The Portland Opera/West Coast premiere of a production the New York Times called "stunning."

Cast
Princessa ... Lisa Saffer
Eurydice ... Georgia Jarman
Heurtebise ... Ryan MacPherson
Orphee ... Philip Cutlip

Conductor ... Anne Manson
Stage Director ... Sam Helfrich

Orange Mountain Music Releases Orphée CD Recording


----------



## Cygnenoir (Dec 21, 2011)

I've fallen in love with the "Hymn to the Sun" from Akhnaten. It's just a wonderful hymn! More romantic than minimalistic. "The funeral of Amenhotep III" and "City/Dance" from the same opera, is some powerful music! It's stuck in my head 
This is a great example of the greatness in minimalism - "Less is more"! :lol:


----------



## andi (Feb 11, 2012)

thangk


----------



## Bardamu (Dec 12, 2011)

Of the few I've listened I liked Kepler the most.
Then I thought Satyagraha was a bit better than Akhnaten ( both worth a listening ).

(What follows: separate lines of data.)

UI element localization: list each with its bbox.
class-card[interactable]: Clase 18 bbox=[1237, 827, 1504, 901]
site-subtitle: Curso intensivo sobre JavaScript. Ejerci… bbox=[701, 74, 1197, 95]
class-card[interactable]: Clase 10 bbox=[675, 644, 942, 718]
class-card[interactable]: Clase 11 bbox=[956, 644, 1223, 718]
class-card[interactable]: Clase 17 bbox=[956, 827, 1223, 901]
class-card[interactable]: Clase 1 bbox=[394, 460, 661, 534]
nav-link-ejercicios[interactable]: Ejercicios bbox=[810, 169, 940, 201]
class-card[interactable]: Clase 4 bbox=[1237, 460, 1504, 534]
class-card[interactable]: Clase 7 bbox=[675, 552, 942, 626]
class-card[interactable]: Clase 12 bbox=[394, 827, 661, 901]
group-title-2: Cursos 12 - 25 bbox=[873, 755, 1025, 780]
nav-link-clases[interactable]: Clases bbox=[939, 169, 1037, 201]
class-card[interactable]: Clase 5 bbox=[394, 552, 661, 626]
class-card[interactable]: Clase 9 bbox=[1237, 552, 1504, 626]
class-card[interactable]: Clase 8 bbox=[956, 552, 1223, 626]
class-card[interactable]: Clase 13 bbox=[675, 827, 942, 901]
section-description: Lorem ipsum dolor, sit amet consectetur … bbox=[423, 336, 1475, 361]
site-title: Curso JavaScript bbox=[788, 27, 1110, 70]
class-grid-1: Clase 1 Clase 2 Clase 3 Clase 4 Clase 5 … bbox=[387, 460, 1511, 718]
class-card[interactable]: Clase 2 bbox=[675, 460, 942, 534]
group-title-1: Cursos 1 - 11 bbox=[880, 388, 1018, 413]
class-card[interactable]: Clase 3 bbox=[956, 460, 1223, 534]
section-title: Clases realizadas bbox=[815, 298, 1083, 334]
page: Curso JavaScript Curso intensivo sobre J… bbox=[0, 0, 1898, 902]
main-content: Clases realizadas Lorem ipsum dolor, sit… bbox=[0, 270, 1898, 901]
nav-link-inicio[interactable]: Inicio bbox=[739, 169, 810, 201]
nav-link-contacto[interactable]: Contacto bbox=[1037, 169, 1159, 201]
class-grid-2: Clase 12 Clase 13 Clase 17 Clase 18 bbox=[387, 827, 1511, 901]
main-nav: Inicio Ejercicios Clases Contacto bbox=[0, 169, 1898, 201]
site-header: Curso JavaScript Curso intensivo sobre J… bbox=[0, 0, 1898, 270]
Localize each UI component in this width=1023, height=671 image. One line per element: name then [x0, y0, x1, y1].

Einstein on the Beach is an ear rape though.


----------



## aaron (Feb 14, 2012)

My favourite libretto quote comes from there


----------



## ComposerOfAvantGarde (Dec 2, 2011)

Bardamu said:


> Of the few I've listened I liked Kepler the most.
> Then I thought Satyagraha was a bit better than Akhnaten ( both worth a listening ).
> 
> Einstein on the Beach is an ear rape though.


Out of the operas from the Trilogy, I've always preferred the use of dissonance and the absence of violins in Akhnaten to his other operas. A more recent opera, "Waiting for the Barbarians," I've always found enticing.

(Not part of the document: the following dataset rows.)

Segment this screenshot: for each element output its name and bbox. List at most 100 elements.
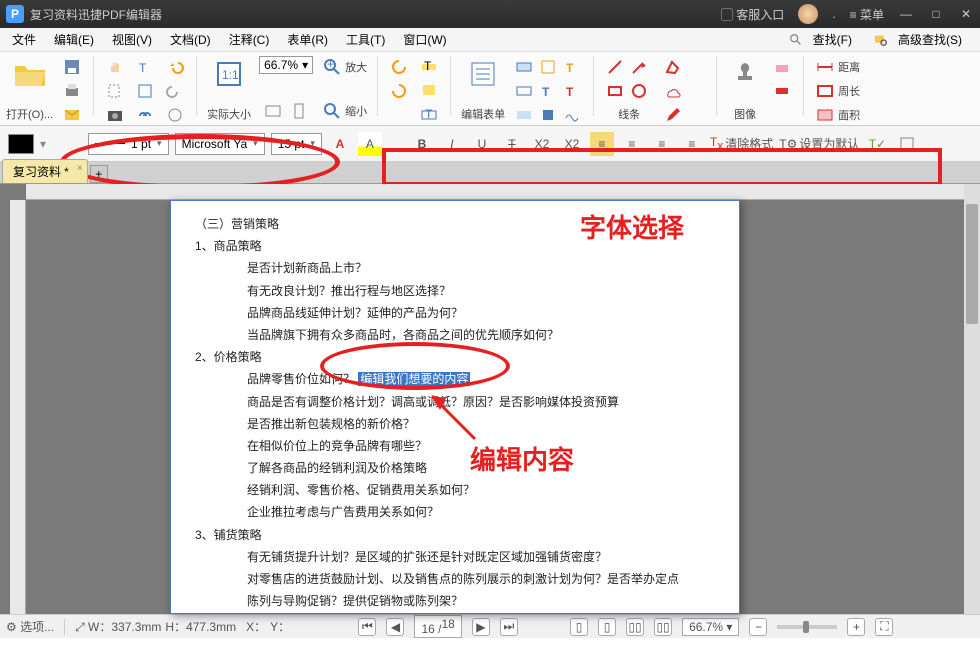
textbox-icon[interactable]: T (418, 104, 440, 126)
rotate-right-icon[interactable] (388, 80, 410, 102)
select-icon[interactable] (104, 80, 126, 102)
fullscreen-button[interactable]: ⛶ (875, 618, 893, 636)
redo-icon[interactable] (164, 80, 186, 102)
form-square-icon[interactable] (537, 104, 559, 126)
tab-document[interactable]: 复习资料 *× (2, 159, 88, 183)
redact-icon[interactable] (771, 80, 793, 102)
app-logo: P (6, 5, 24, 23)
eraser2-icon[interactable] (771, 56, 793, 78)
stroke-width-combo[interactable]: 1 pt▾ (88, 133, 169, 155)
zoom-combo[interactable]: 66.7%▾ (259, 56, 313, 74)
form-check-icon[interactable] (537, 56, 559, 78)
open-icon[interactable] (12, 56, 48, 92)
superscript-button[interactable]: X2 (560, 132, 584, 156)
perimeter-icon[interactable] (814, 80, 836, 102)
edit-object-icon[interactable] (134, 80, 156, 102)
fit-width-icon[interactable] (262, 100, 284, 122)
italic-button[interactable]: I (440, 132, 464, 156)
menu-window[interactable]: 窗口(W) (395, 29, 454, 50)
menu-edit[interactable]: 编辑(E) (46, 29, 102, 50)
menu-document[interactable]: 文档(D) (162, 29, 219, 50)
options-button[interactable]: ⚙ 选项... (6, 618, 54, 635)
fill-color-swatch[interactable] (8, 134, 34, 154)
highlight-icon[interactable]: T (418, 56, 440, 78)
font-color-icon[interactable]: A (328, 132, 352, 156)
hand-icon[interactable] (104, 56, 126, 78)
line-icon[interactable] (604, 56, 626, 78)
poly-icon[interactable] (662, 56, 684, 78)
minimize-button[interactable]: ― (898, 7, 914, 21)
rect-icon[interactable] (604, 80, 626, 102)
lines-label: 线条 (618, 106, 640, 122)
menu-comment[interactable]: 注释(C) (221, 29, 278, 50)
format-bar: ▾ 1 pt▾ Microsoft Ya▾ 15 pt▾ A A B I U T… (0, 126, 980, 162)
pencil-icon[interactable] (662, 104, 684, 126)
zoom-out-button[interactable]: − (749, 618, 767, 636)
close-button[interactable]: ✕ (958, 7, 974, 21)
user-avatar[interactable] (798, 4, 818, 24)
mail-icon[interactable] (61, 104, 83, 126)
menu-file[interactable]: 文件 (4, 29, 44, 50)
tab-close-icon[interactable]: × (77, 163, 83, 174)
area-icon[interactable] (814, 104, 836, 126)
snapshot-icon[interactable] (104, 104, 126, 126)
note-icon[interactable] (418, 80, 440, 102)
bold-button[interactable]: B (410, 132, 434, 156)
pdf-page[interactable]: （三）营销策略 1、商品策略 是否计划新商品上市？ 有无改良计划？推出行程与地区… (170, 200, 740, 614)
zoom-in-button[interactable]: + (847, 618, 865, 636)
find-button[interactable]: 查找(F) (783, 27, 866, 52)
advanced-find-button[interactable]: 高级查找(S) (868, 27, 976, 52)
menu-form[interactable]: 表单(R) (279, 29, 336, 50)
align-left-button[interactable]: ≡ (590, 132, 614, 156)
rotate-left-icon[interactable] (388, 56, 410, 78)
subscript-button[interactable]: X2 (530, 132, 554, 156)
align-center-button[interactable]: ≡ (620, 132, 644, 156)
arrow-icon[interactable] (628, 56, 650, 78)
edit-text-icon[interactable]: T (134, 56, 156, 78)
form-radio-icon[interactable] (513, 80, 535, 102)
support-link[interactable]: ▢ 客服入口 (721, 6, 784, 23)
stamp-icon[interactable] (727, 56, 763, 92)
maximize-button[interactable]: □ (928, 7, 944, 21)
font-family-combo[interactable]: Microsoft Ya▾ (175, 133, 265, 155)
selected-text[interactable]: 编辑我们想要的内容 (358, 372, 470, 386)
form-text2-icon[interactable]: T (537, 80, 559, 102)
circle-icon[interactable] (628, 80, 650, 102)
cloud-icon[interactable] (662, 80, 684, 102)
form-yellow-icon[interactable]: T (561, 56, 583, 78)
zoom-out-icon[interactable] (321, 100, 343, 122)
edit-form-icon[interactable] (465, 56, 501, 92)
menu-view[interactable]: 视图(V) (104, 29, 160, 50)
form-sig-icon[interactable] (561, 104, 583, 126)
zoom-in-icon[interactable]: + (321, 56, 343, 78)
highlight-color-icon[interactable]: A (358, 132, 382, 156)
vertical-scrollbar[interactable] (964, 184, 980, 614)
fit-page-icon[interactable] (288, 100, 310, 122)
actual-size-icon[interactable]: 1:1 (211, 56, 247, 92)
main-menu-button[interactable]: ≡ 菜单 (850, 6, 884, 23)
align-right-button[interactable]: ≡ (650, 132, 674, 156)
set-default-button[interactable]: T⚙设置为默认 (779, 132, 859, 156)
align-justify-button[interactable]: ≡ (680, 132, 704, 156)
font-size-combo[interactable]: 15 pt▾ (271, 133, 322, 155)
form-red-icon[interactable]: T (561, 80, 583, 102)
text-check-button[interactable]: T✓ (865, 132, 889, 156)
underline-button[interactable]: U (470, 132, 494, 156)
menu-tools[interactable]: 工具(T) (338, 29, 393, 50)
title-bar: P 复习资料迅捷PDF编辑器 ▢ 客服入口 . ≡ 菜单 ― □ ✕ (0, 0, 980, 28)
tool3-icon[interactable] (164, 104, 186, 126)
strike-button[interactable]: T (500, 132, 524, 156)
svg-text:+: + (327, 57, 334, 71)
add-tab-button[interactable]: + (90, 165, 108, 183)
print-icon[interactable] (61, 80, 83, 102)
undo-icon[interactable] (164, 56, 186, 78)
properties-button[interactable] (895, 132, 919, 156)
save-icon[interactable] (61, 56, 83, 78)
clear-format-button[interactable]: Tx清除格式 (710, 132, 773, 156)
form-blue2-icon[interactable] (513, 104, 535, 126)
distance-icon[interactable] (814, 56, 836, 78)
form-text-icon[interactable] (513, 56, 535, 78)
link-icon[interactable] (134, 104, 156, 126)
zoom-slider[interactable] (777, 625, 837, 629)
document-tabs: 复习资料 *× + (0, 162, 980, 184)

And what on earth do you mean by "ear rape?"


----------



## abel (Feb 15, 2012)

I was surprised by how much I enjoyed Kepler on DVD


----------



## Bardamu (Dec 12, 2011)

ComposerOfAvantGarde said:


> And what on earth do you mean by "ear rape?"


It grated my ears.


----------



## ComposerOfAvantGarde (Dec 2, 2011)

Bardamu said:


> It grated my ears.


I love Einstein on the Beach.


----------



## Skilmarilion (Apr 6, 2013)

ComposerOfAvantGarde said:


> Akhnaten is my favourite. Try Kepler.


Have yet to get round to _Kepler_.

I played through _Akhnaten_ on CD. In places it has that brilliantly Glassian sense of forboding -- the lack of violins contribute to that. _Window of Appearances _ from Act I is a highlight.

I heard Act I from _Satyagraha_ and it's works like these where the repetitions are probably taken too far, lol.


----------